Session 3 Place Value
Look at place value systems based on numbers other than 10. Examine the base two numbers and learn uses for base two numbers in computers. Explore exponents and relate them to logarithms. Examine the use of scientific notation to represent numbers with very large or very small magnitude. Interpret whole numbers, common fractions, and decimals in base four.
Session 4 Meanings and Models for Operations
Examine the operations of addition, subtraction, multiplication, and division and their relationships to whole numbers. Work with area models for multiplication and division. Explore the use of two-color chips to model operations with positive and negative numbers.
Session 5 Divisibility Tests and Factors
Explore number theory topics. Analyze Alpha math problems and discuss how they help with the conceptual understanding of operations. Examine various divisibility tests to see how and why they work. Begin examining factors and multiples.
Session 6 Number Theory
Examine visual methods for finding least common multiples and greatest common factors, including Venn diagram models and area models. Explore prime numbers. Learn to locate prime numbers on a number grid and to determine whether very large numbers are prime.
Session 7 Fractions and Decimals
Extend your understanding of fractions and decimals. Examine terminating and non-terminating decimals. Explore ways to predict the number of decimal places in a terminating decimal and the period of a non-terminating decimal. Examine which fractions terminate and which repeat as decimals, and why all rational numbers must fall into one of these categories. Explore methods to convert decimals to fractions and vice versa. Use benchmarks and intuitive methods to order fractions.
Session 8 Rational Numbers and Proportional Reasoning
Begin examining rational numbers. Explore a model for computations with fractions. Analyze proportional reasoning and the difference between absolute and relative thinking. Explore ways to represent proportional relationships and the resulting operations with ratios. Examine how ratios can represent either part-part or part-whole comparisons, depending on how you define the unit, and explore how this affects their behavior in computations.

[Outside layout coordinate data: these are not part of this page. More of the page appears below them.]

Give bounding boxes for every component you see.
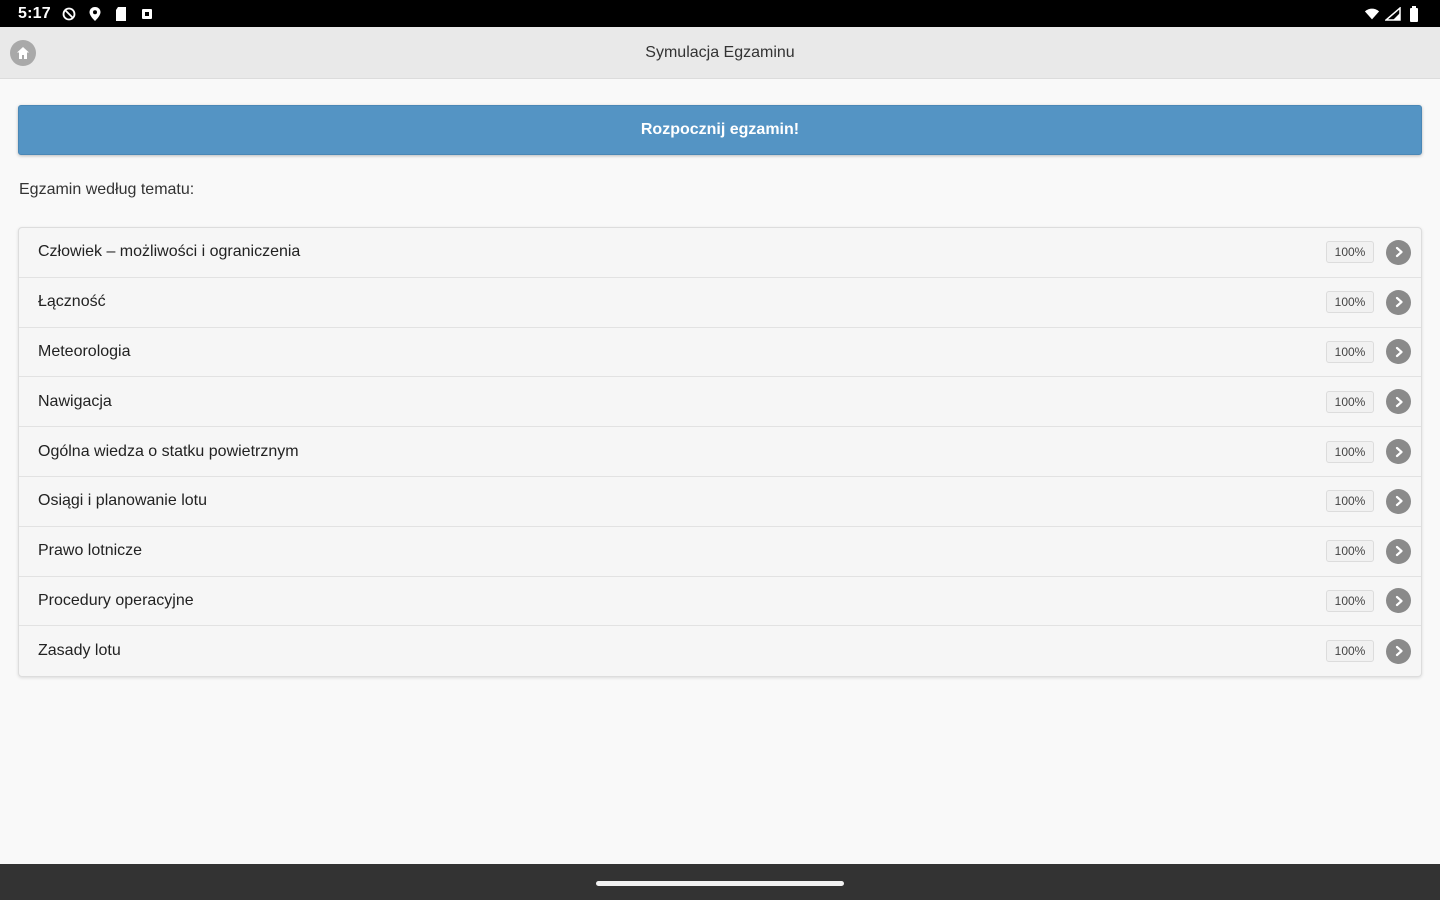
chevron-right-circle-icon	[1386, 389, 1411, 415]
percent-badge: 100%	[1326, 390, 1374, 413]
chevron-right-circle-icon	[1386, 588, 1411, 614]
list-item[interactable]: Nawigacja 100%	[19, 377, 1421, 428]
percent-badge: 100%	[1326, 440, 1374, 463]
topic-label: Zasady lotu	[38, 642, 121, 660]
chevron-right-circle-icon	[1386, 488, 1411, 514]
battery-icon	[1406, 5, 1422, 22]
sd-card-icon	[113, 6, 129, 22]
page-title: Symulacja Egzaminu	[645, 43, 795, 61]
status-bar: 5:17	[0, 0, 1440, 27]
topic-label: Prawo lotnicze	[38, 542, 143, 560]
topic-label: Człowiek – możliwości i ograniczenia	[38, 243, 301, 261]
topic-label: Nawigacja	[38, 392, 112, 410]
topic-label: Procedury operacyjne	[38, 591, 194, 609]
percent-badge: 100%	[1326, 540, 1374, 563]
do-not-disturb-icon	[61, 6, 77, 22]
home-icon	[17, 47, 29, 59]
status-time: 5:17	[18, 4, 51, 22]
chevron-right-circle-icon	[1386, 439, 1411, 465]
list-item[interactable]: Prawo lotnicze 100%	[19, 527, 1421, 577]
status-left: 5:17	[18, 5, 155, 23]
list-item[interactable]: Łączność 100%	[19, 278, 1421, 328]
topic-list: Człowiek – możliwości i ograniczenia 100…	[18, 227, 1422, 678]
percent-badge: 100%	[1326, 291, 1374, 314]
chevron-right-circle-icon	[1386, 289, 1411, 315]
chevron-right-circle-icon	[1386, 638, 1411, 664]
topic-label: Łączność	[38, 293, 106, 311]
chevron-right-circle-icon	[1386, 239, 1411, 265]
list-item[interactable]: Człowiek – możliwości i ograniczenia 100…	[19, 228, 1421, 278]
list-item[interactable]: Ogólna wiedza o statku powietrznym 100%	[19, 427, 1421, 477]
wifi-icon	[1364, 6, 1380, 22]
list-item[interactable]: Zasady lotu 100%	[19, 626, 1421, 676]
percent-badge: 100%	[1326, 640, 1374, 663]
location-pin-icon	[87, 6, 103, 22]
app-header: Symulacja Egzaminu	[0, 27, 1440, 79]
percent-badge: 100%	[1326, 241, 1374, 264]
topic-label: Meteorologia	[38, 342, 131, 360]
percent-badge: 100%	[1326, 340, 1374, 363]
section-label: Egzamin według tematu:	[19, 181, 195, 198]
home-gesture-handle[interactable]	[596, 880, 844, 886]
list-item[interactable]: Osiągi i planowanie lotu 100%	[19, 477, 1421, 527]
topic-label: Osiągi i planowanie lotu	[38, 492, 207, 510]
cellular-signal-icon	[1385, 6, 1401, 22]
status-right	[1364, 5, 1422, 22]
percent-badge: 100%	[1326, 490, 1374, 513]
topic-label: Ogólna wiedza o statku powietrznym	[38, 442, 299, 460]
list-item[interactable]: Meteorologia 100%	[19, 328, 1421, 378]
chevron-right-circle-icon	[1386, 538, 1411, 564]
start-exam-button[interactable]: Rozpocznij egzamin!	[18, 105, 1422, 155]
square-notification-icon	[139, 6, 155, 22]
list-item[interactable]: Procedury operacyjne 100%	[19, 577, 1421, 627]
system-nav-bar	[0, 864, 1440, 900]
home-button[interactable]	[10, 40, 36, 66]
chevron-right-circle-icon	[1386, 339, 1411, 365]
percent-badge: 100%	[1326, 589, 1374, 612]
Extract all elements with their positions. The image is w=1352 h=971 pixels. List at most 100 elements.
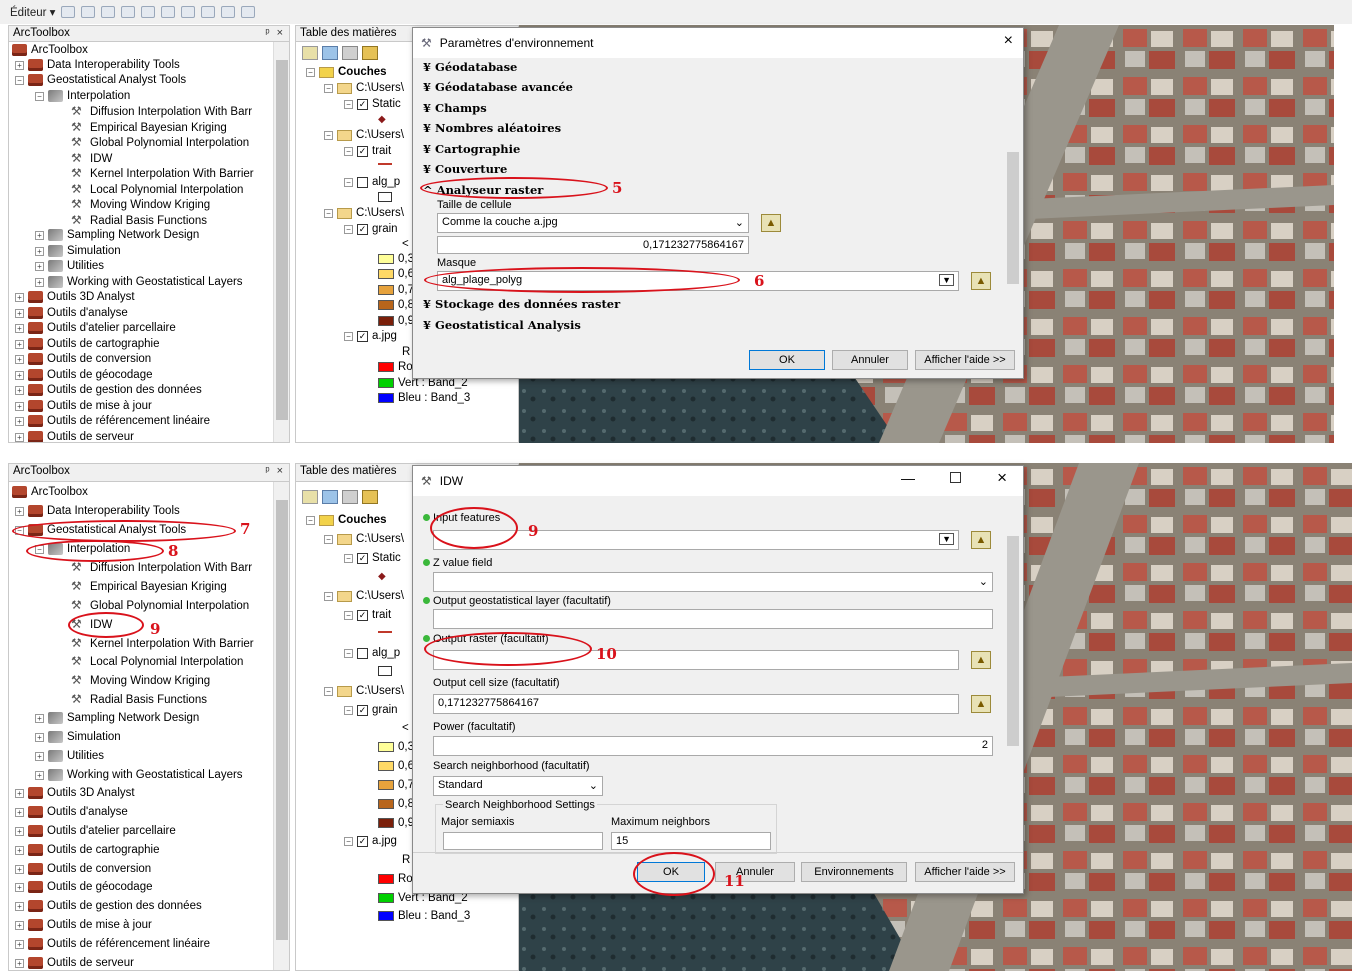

Session 9 Fractions, Percents, and Ratios
Continue exploring rational numbers, working with an area model for multiplication and division with fractions, and examining operations with decimals. Explore percents and the relationships among representations using fractions, decimals, and percents. Examine benchmarks for understanding percents, especially percents less than 10 and greater than 100. Consider ways to use an elastic model, an area model, and other models to discuss percents. Explore some ratios that occur in nature.
Session 10 Classroom Case Studies, K-2
Watch this program in the 10th session for K-2 teachers. Explore how the concepts developed in this course can be applied through case studies of K-2 teachers (former course participants) who have adapted their new knowledge to their classrooms.
Session 11 Classroom Case Studies, 3-5
Watch this program in the 10th session for grade 3-5 teachers. Explore how the concepts developed in this course can be applied through case studies of grade 3-5 teachers (former course participants) who have adapted their new knowledge to their classrooms.